The universality of the ancient right of hospitality in the civilized ecumene is well attested, and likely familiar to many through Biblical stories. The sacredness of this right, which includes providing food and shelter to the wayfarer, is based on a sense of human solidarity and the need to travel freely across the land to seek subsistence. Humans have always migrated when their homelands are scarce in resources; indeed our very physiology is designed for long-distance travel. It is a monstrous fiction, only lately developed by some countries in the nineteenth-century, that migration without legal approval is itself a crime meriting exile.
Making this adjustment in thinking would require a humiliation of American exceptionalism, the idea that the U.S. should bow to no principle outside its own traditions. Early on, the American judiciary decided that there was no common law binding at the federal level, and that international law could provide no guidance for internal affairs, though the law of nations was indeed respected in matters of commerce and navigation, as well as the law of comity. This generally inward-looking attitude, recognizing no wisdom to be received from without, may seem ironic since our so-called “American” traditions are mostly derived from European culture. Yet we ourselves are in a self-imposed exile from Europe, deliberately cutting ourselves off in many ways in order to set out on our own course. In the last half century, an increasingly integrated world no longer permits this isolation, and those who try to revert to it must resort to ever more brutal measures, even against fellow citizens. The biggest irony is that most of these isolationists profess to be Christians, yet humility is furthest from their hearts and they have forgotten the Biblical precept of treating “strangers” (i.e., foreigners) with compassion and as fellow natives since we were once strangers. (Lev. 19:33-34)

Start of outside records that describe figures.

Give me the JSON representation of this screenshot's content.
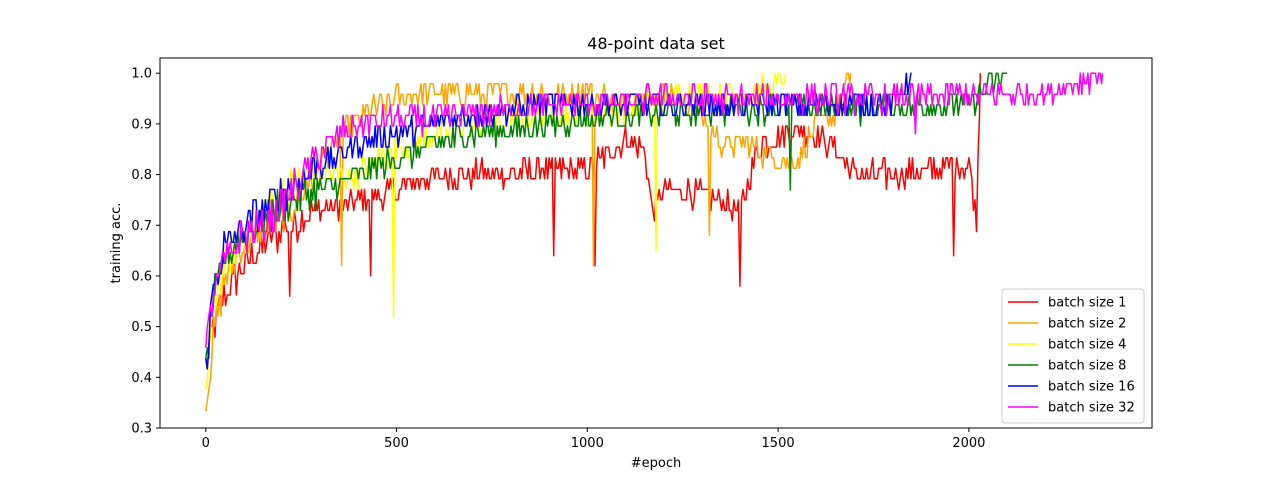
{
  "chart_data": {
    "type": "line",
    "title": "48-point data set",
    "xlabel": "#epoch",
    "ylabel": "training acc.",
    "xlim": [
      -120,
      2480
    ],
    "ylim": [
      0.3,
      1.03
    ],
    "xticks": [
      0,
      500,
      1000,
      1500,
      2000
    ],
    "yticks": [
      0.3,
      0.4,
      0.5,
      0.6,
      0.7,
      0.8,
      0.9,
      1.0
    ],
    "xtick_labels": [
      "0",
      "500",
      "1000",
      "1500",
      "2000"
    ],
    "ytick_labels": [
      "0.3",
      "0.4",
      "0.5",
      "0.6",
      "0.7",
      "0.8",
      "0.9",
      "1.0"
    ],
    "legend_position": "lower-right",
    "grid": false,
    "series": [
      {
        "name": "batch size 1",
        "color": "#ff0000",
        "x": [
          0,
          20,
          50,
          100,
          150,
          200,
          250,
          300,
          400,
          500,
          600,
          700,
          800,
          900,
          1000,
          1050,
          1100,
          1150,
          1170,
          1200,
          1300,
          1400,
          1450,
          1500,
          1550,
          1600,
          1650,
          1700,
          1800,
          1900,
          1950,
          2000,
          2020,
          2030
        ],
        "values": [
          0.42,
          0.5,
          0.56,
          0.62,
          0.66,
          0.69,
          0.71,
          0.73,
          0.75,
          0.77,
          0.8,
          0.8,
          0.8,
          0.81,
          0.81,
          0.84,
          0.87,
          0.85,
          0.72,
          0.77,
          0.76,
          0.73,
          0.86,
          0.87,
          0.89,
          0.88,
          0.85,
          0.8,
          0.8,
          0.81,
          0.82,
          0.82,
          0.72,
          1.0
        ],
        "low_spikes": [
          [
            220,
            0.56
          ],
          [
            430,
            0.6
          ],
          [
            910,
            0.64
          ],
          [
            1020,
            0.62
          ],
          [
            1400,
            0.58
          ],
          [
            1960,
            0.64
          ]
        ]
      },
      {
        "name": "batch size 2",
        "color": "#ffa500",
        "x": [
          0,
          20,
          50,
          100,
          150,
          200,
          250,
          300,
          350,
          400,
          450,
          500,
          550,
          600,
          700,
          800,
          900,
          1000,
          1050,
          1100,
          1150,
          1200,
          1300,
          1350,
          1400,
          1450,
          1500,
          1550,
          1600,
          1650,
          1690
        ],
        "values": [
          0.34,
          0.48,
          0.6,
          0.66,
          0.69,
          0.72,
          0.76,
          0.82,
          0.87,
          0.91,
          0.93,
          0.95,
          0.96,
          0.96,
          0.96,
          0.96,
          0.96,
          0.97,
          0.95,
          0.93,
          0.95,
          0.96,
          0.92,
          0.86,
          0.86,
          0.85,
          0.83,
          0.83,
          0.9,
          0.92,
          1.0
        ],
        "low_spikes": [
          [
            355,
            0.62
          ],
          [
            1015,
            0.62
          ],
          [
            1320,
            0.68
          ]
        ]
      },
      {
        "name": "batch size 4",
        "color": "#ffff00",
        "x": [
          0,
          20,
          50,
          100,
          150,
          200,
          250,
          300,
          350,
          400,
          450,
          500,
          600,
          700,
          800,
          900,
          1000,
          1100,
          1200,
          1300,
          1400,
          1500,
          1520
        ],
        "values": [
          0.38,
          0.55,
          0.63,
          0.68,
          0.72,
          0.76,
          0.79,
          0.8,
          0.8,
          0.8,
          0.83,
          0.85,
          0.88,
          0.9,
          0.91,
          0.92,
          0.92,
          0.93,
          0.95,
          0.96,
          0.96,
          0.97,
          1.0
        ],
        "low_spikes": [
          [
            490,
            0.52
          ],
          [
            1180,
            0.65
          ]
        ]
      },
      {
        "name": "batch size 8",
        "color": "#008000",
        "x": [
          0,
          20,
          50,
          100,
          150,
          200,
          250,
          300,
          400,
          500,
          600,
          700,
          800,
          900,
          1000,
          1200,
          1400,
          1600,
          1800,
          2000,
          2100
        ],
        "values": [
          0.42,
          0.55,
          0.64,
          0.68,
          0.71,
          0.74,
          0.76,
          0.77,
          0.8,
          0.83,
          0.86,
          0.88,
          0.89,
          0.9,
          0.91,
          0.92,
          0.93,
          0.93,
          0.93,
          0.94,
          1.0
        ],
        "low_spikes": [
          [
            1530,
            0.77
          ]
        ]
      },
      {
        "name": "batch size 16",
        "color": "#0000ff",
        "x": [
          0,
          20,
          50,
          100,
          150,
          200,
          250,
          300,
          350,
          400,
          500,
          600,
          700,
          800,
          900,
          1000,
          1200,
          1400,
          1600,
          1800,
          1850
        ],
        "values": [
          0.42,
          0.58,
          0.66,
          0.7,
          0.73,
          0.76,
          0.79,
          0.82,
          0.84,
          0.86,
          0.88,
          0.9,
          0.92,
          0.93,
          0.94,
          0.94,
          0.94,
          0.94,
          0.94,
          0.94,
          1.0
        ],
        "low_spikes": []
      },
      {
        "name": "batch size 32",
        "color": "#ff00ff",
        "x": [
          0,
          20,
          50,
          100,
          150,
          200,
          250,
          300,
          350,
          400,
          500,
          600,
          700,
          800,
          1000,
          1200,
          1400,
          1600,
          1800,
          2000,
          2200,
          2350
        ],
        "values": [
          0.45,
          0.57,
          0.63,
          0.68,
          0.7,
          0.74,
          0.79,
          0.84,
          0.88,
          0.9,
          0.91,
          0.91,
          0.92,
          0.93,
          0.94,
          0.95,
          0.95,
          0.95,
          0.95,
          0.96,
          0.96,
          1.0
        ],
        "low_spikes": [
          [
            1860,
            0.88
          ]
        ]
      }
    ]
  }
}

If it was wrong for monarchs to claim absolute sovereignty, subject to no higher moral principle, it is no less wrong for a republic to do so. The American error of claiming absolute sovereignty makes us vulnerable to a moral blindness that can prevent us from seeing tyranny, and even make us welcome it. Such a claim may have seemed alarmist until very recently, but so many of the dictators of the twentieth century claimed to be acting for the good of the people or the nation that we should have alarms sound whenever someone repeats this nativist nonsense.